Omicron Anwendertagung 2019

Drei Tage Vorträge, Diskussionen und das Erleben der Schutztechnik-Gemeinschaft mit KollegInnen aus Deutschland, Österreich und Schweiz. Das bot die Omicron Anwendertagung 2019 vom 4. bis 6.Juni im wunderschönen, historischen Kongresspalais in Kassel.

von Peter Schitz Datum 10.06.2019

Allgemein

Die Branche blickte auf die Aufgabe Systeme aus den letzten 50 Jahre zuverlässig in Betrieb zu halten und damit erheblich zur Versorgungssicherheit in unserem hochproduktiven und digitalen Zeitalter beizutragen. Und dabei die richtigen Wege für die Bewältigung der Herausforderungen und Technologiesprünge der Zukunft einzuschlagen. All das bedeutet einen weiten Spagat zwischen alter und neuer Technologie, auch bei den Geräte- und Systemprüfungen.

NETZSCHUTZ war für Sie dabei und hat die Herausforderungen und Trends für Sie zusammengefasst:

NETZE

Vision

In seinem visionären Vortrag gewährte H. Kühn von Kühn – Netz und Systemschutz einen „Blick in die Zukunft – vom Betriebsmittelschutz zum Systemschutz?". 

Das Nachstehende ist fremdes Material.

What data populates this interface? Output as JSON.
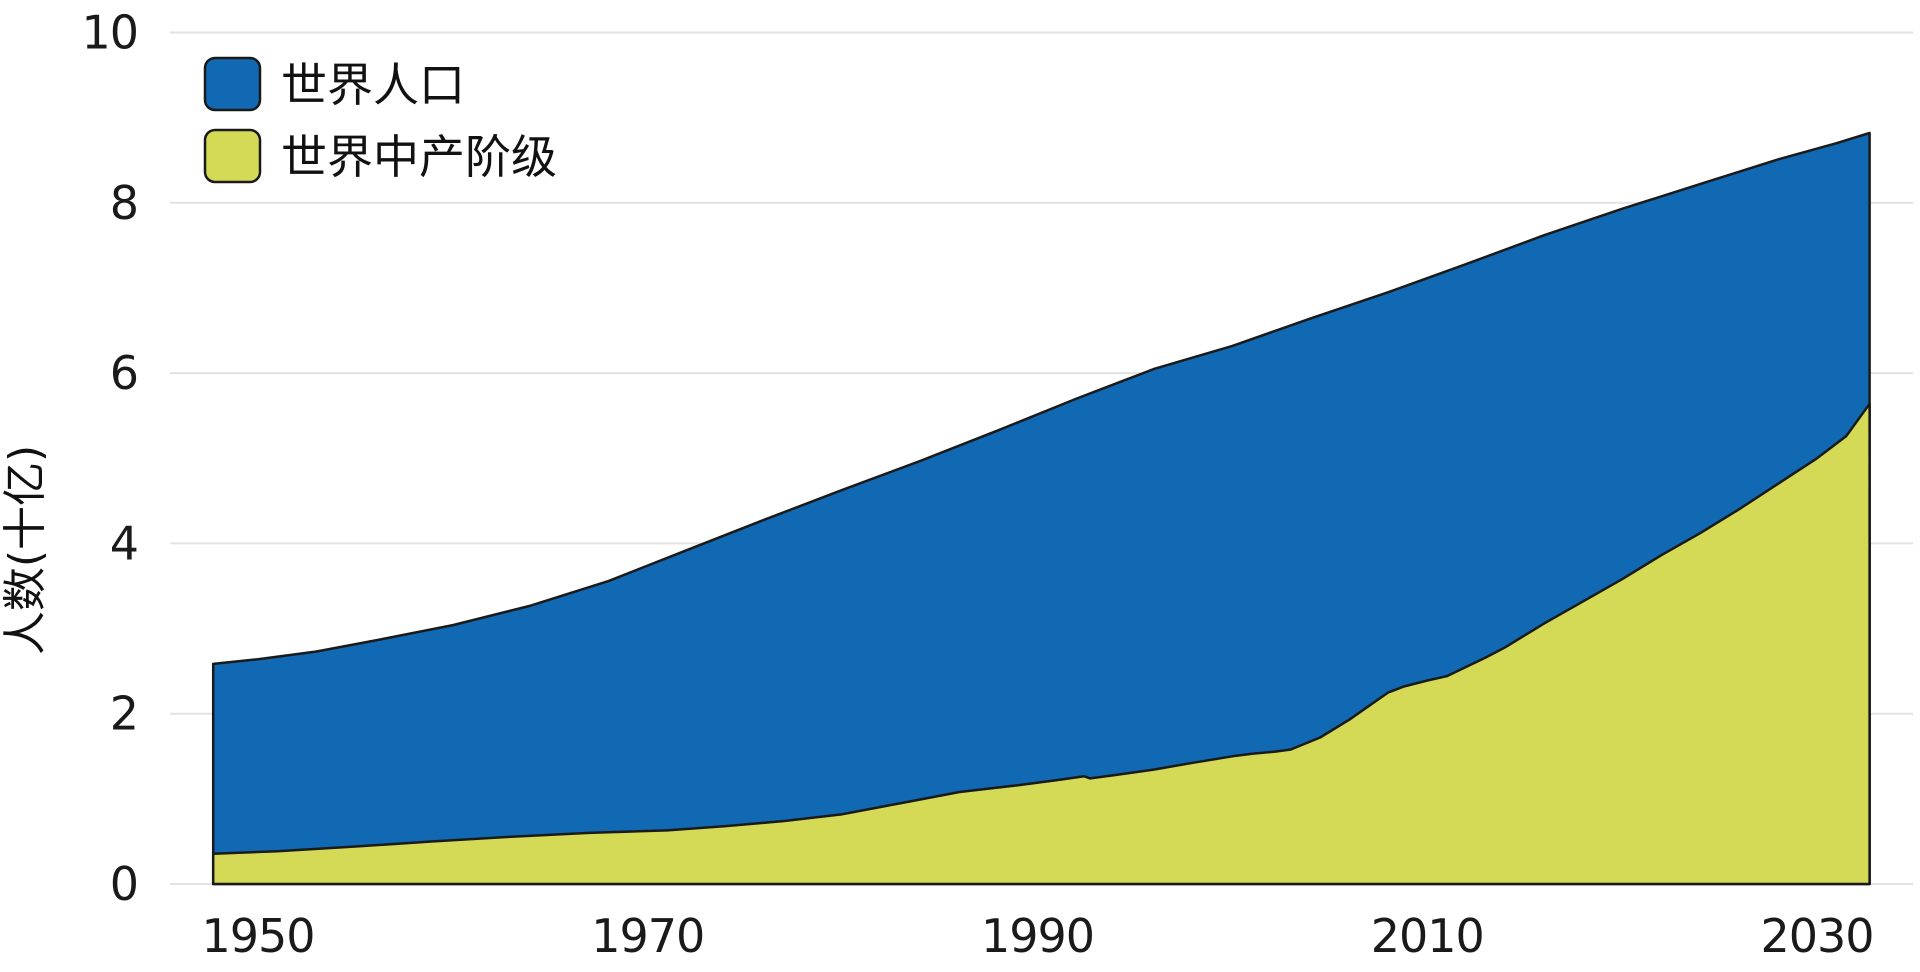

Der derzeitige Betriebsmittelschutz ist inhärent und muss einen (n-1)-sicheren Betrieb gewährleisten. Dies wird entweder durch

  • ortsferne Redundanz oder
  • örtlichen Reserveschutz  in der Mittel- und Hochspannung und
  • Schutzdopplung in der Höchstspannung realisiert. 

Um auch in einer Zukunft mit höher ausgelasteten Netzen  mit einem hohen Anteil an erneuerbarer und somit großteils leistungselektronisch angebundener Energieerzeugung einen (n-1)-sicheren Betrieb garantieren zu können, werden kurative Systeme notwendig sein. Bisher werden solche Aufgaben von automatischen Netzführungssystemen umgesetzt. In einzelnen Fällen werden durch Netzstörungen  erforderliche Schnellabschaltungen von z. B. Kraftwerksblöcken von statischen Spezialschutzeinrichtungen eingeleitet. Der Nachteil liegt in den fest eingestellten, statischen Schwellwerten.

Im hier präsentierte Ansatz wird dies mit kurativen Schutzsystemen realisiert, die eine wesentliche höhere Zuverlässigkeit und Reaktionsgeschwindigkeit versprechen. Ein Beispiel: Bei einem Fehler auf einer Übertragungsleitung erfolgt zuerst die Auslösung. Danach übernimmt der Schutz zusätzlich auch noch die notwendigen kurativen Maßnahmen wie:

  • Leistungsreduktionsvorgaben an Erzeuger
  • Schalten von Serienreaktanzen oder Kondensatoren zur Leistungsverlagerung auf andere Leitungen
  • Topologieänderungen

Der Vorteil dieser neuen, vom Vortragenden als „Wide Area Protection System“ bezeichneten Idee liegt in folgenden Kriterien:  

1. sehr geringe Reaktionsgeschwindigkeit
2. hohe Zuverlässigkeit und Redundanz

Hochspannungs-Mischstrom-Übertragung

Mit seiner von den Auswirkungen bahnbrechenden und zugleich unkonventionellen Idee der „Hochspannungs-Mischstrom-Übertragung (HMÜ) – Eine Ergänzung zu bestehenden Übertragungstechnologien?“ zeigte S. Meier von der Hochschule Offenburg Möglichkeiten, bestehende Übertragungsleitungen im Bereich von 20 bis zu 50 % höher auszulasten. Ermöglichen soll dies die Aufschaltung einer Gleichspannung über beispielsweise den Sternpunkt von in Zick-Zack-geschalteten 3-Phasen-Drosseln - siehe c) in Abb. 1.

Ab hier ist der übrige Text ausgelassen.